I got home, listened to the song many times, then googled, allmusicked, and gemmed; while I can find nary a compilation with them on it let alone a single artist collection, AMG states that in fact there IS an Anglin Bros. LP, even though they do not list it: "In 1979, Michigan's Old Homestead label produced a compilation containing all the Anglin Brothers' commercially released songs; the album reveals a songbag heavy with humorous and sentimental pieces in venerable molds," so I shall be looking for this intently.

Recording in the late '30s, the Anglins were an early country brother duo sort of a la the Delmores (who were mentors), Stanleys, Louvins and Monroe Bros. To judge by this one song (according to AMG an all time favorite of Hank Sr.'s) they might have been as good as those others, too. I love the Dilaudid drip pacing! So hard to tell from just one song, of course -- and while the harmony is close, it's not the rapidly-entwining-RNA-strand perfection of, say, the Louvins.

There's a brief bio. of the Anglins here. They are not even mentioned in James Goff's Close Harmony: A History of Southern Gospel, nor could I find them listed in Bluegrass Breakdown or any other books sort of on the subject I have laying about.

Just what I needed--another record collecting obsession!
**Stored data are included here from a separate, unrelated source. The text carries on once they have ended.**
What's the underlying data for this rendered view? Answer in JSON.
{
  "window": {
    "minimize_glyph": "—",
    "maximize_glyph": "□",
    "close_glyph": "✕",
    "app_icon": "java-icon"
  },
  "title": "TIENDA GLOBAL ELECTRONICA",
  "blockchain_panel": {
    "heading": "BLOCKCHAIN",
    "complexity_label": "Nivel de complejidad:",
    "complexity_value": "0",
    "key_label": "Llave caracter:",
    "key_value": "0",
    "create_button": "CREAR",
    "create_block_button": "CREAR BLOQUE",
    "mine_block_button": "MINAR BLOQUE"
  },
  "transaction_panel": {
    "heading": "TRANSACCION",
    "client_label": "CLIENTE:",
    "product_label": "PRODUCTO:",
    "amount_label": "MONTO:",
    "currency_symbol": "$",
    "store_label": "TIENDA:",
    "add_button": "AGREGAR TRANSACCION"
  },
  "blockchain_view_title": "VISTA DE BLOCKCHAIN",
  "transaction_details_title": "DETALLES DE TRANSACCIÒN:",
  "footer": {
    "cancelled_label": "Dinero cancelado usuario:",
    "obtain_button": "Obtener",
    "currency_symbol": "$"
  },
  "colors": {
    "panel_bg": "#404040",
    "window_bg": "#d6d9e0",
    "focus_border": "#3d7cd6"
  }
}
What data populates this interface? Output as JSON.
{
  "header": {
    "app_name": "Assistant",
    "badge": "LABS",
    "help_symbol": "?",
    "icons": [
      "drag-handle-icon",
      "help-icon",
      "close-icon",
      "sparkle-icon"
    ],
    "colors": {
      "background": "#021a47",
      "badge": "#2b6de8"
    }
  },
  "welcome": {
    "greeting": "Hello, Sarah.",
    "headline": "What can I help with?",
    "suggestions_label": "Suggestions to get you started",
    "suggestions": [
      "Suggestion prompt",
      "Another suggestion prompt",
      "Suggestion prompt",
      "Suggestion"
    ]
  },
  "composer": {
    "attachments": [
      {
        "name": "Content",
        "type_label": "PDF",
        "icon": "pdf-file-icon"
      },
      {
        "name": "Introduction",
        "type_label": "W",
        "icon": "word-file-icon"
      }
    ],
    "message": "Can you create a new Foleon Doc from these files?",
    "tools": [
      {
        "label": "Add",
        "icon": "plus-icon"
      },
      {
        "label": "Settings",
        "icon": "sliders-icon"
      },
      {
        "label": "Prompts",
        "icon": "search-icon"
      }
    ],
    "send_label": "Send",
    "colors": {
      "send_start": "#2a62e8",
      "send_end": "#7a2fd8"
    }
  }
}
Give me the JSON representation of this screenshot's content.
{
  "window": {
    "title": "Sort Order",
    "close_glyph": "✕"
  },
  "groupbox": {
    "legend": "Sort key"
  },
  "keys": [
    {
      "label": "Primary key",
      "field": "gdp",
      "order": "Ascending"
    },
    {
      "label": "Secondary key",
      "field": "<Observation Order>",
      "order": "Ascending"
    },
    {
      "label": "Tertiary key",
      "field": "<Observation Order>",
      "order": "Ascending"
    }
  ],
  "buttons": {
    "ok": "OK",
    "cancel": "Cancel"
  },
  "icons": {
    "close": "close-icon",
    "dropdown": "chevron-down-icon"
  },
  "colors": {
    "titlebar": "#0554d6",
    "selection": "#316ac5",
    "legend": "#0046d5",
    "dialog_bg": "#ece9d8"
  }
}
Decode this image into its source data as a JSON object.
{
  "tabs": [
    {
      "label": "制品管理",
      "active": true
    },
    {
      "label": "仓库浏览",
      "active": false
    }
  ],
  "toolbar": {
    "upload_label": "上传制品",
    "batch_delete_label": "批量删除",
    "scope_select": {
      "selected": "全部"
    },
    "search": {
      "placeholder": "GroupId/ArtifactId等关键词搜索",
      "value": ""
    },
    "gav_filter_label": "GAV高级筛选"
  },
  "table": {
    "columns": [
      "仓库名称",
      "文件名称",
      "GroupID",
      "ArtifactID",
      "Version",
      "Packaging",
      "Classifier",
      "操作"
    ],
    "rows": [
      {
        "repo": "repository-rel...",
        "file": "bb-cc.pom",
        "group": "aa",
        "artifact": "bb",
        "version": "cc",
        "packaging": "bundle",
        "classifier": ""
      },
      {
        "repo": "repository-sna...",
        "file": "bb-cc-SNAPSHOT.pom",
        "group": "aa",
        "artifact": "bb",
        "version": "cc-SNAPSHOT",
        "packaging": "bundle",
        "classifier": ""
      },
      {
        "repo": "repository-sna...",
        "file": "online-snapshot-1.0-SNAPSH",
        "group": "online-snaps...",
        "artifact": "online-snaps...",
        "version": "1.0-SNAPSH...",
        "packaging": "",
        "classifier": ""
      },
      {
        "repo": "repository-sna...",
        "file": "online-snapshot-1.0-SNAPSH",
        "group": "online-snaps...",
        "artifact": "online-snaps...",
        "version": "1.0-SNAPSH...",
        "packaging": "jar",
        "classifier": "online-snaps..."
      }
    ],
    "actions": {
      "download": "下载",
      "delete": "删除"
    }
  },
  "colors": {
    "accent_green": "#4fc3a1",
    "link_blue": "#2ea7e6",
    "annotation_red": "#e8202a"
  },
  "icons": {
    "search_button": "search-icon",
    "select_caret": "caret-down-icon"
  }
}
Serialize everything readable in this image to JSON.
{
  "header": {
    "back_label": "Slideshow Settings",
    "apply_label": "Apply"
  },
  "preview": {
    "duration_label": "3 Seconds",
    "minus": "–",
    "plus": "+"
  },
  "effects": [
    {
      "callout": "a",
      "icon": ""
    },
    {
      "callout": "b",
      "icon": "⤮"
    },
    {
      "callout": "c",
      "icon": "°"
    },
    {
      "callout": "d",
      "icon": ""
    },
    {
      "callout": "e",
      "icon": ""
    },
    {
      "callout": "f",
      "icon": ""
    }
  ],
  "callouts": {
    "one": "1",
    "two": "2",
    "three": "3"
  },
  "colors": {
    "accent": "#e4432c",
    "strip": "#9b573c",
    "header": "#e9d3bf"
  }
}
Krikey.

Greetings

The purpose of this MP3 blog is to preach/ promote/ proselytize about music I love -- generally stuff I feel should be better known, and I intend to focus on both gospel and drone-based musics, but it could be pretty much anything showing up on here.

My name's Michael McGonigal; I have edited the magazines Chemical Imbalance and Yeti, and I sometimes write for other people. Currently I live in Portland. I just bought a bicycle right at the start of the rainy season.

I've really enjoyed the crazy swell of MP3 blogs in the past year and have found a lot of great music on those things. I briefly had MP3s on my personal blog, but I've never been so great at updating stuff like that unless it was part of my work, and I had to. (For years, updating web pages was part of my job but it's been long enough since then that I think I can have fun with this stuff.)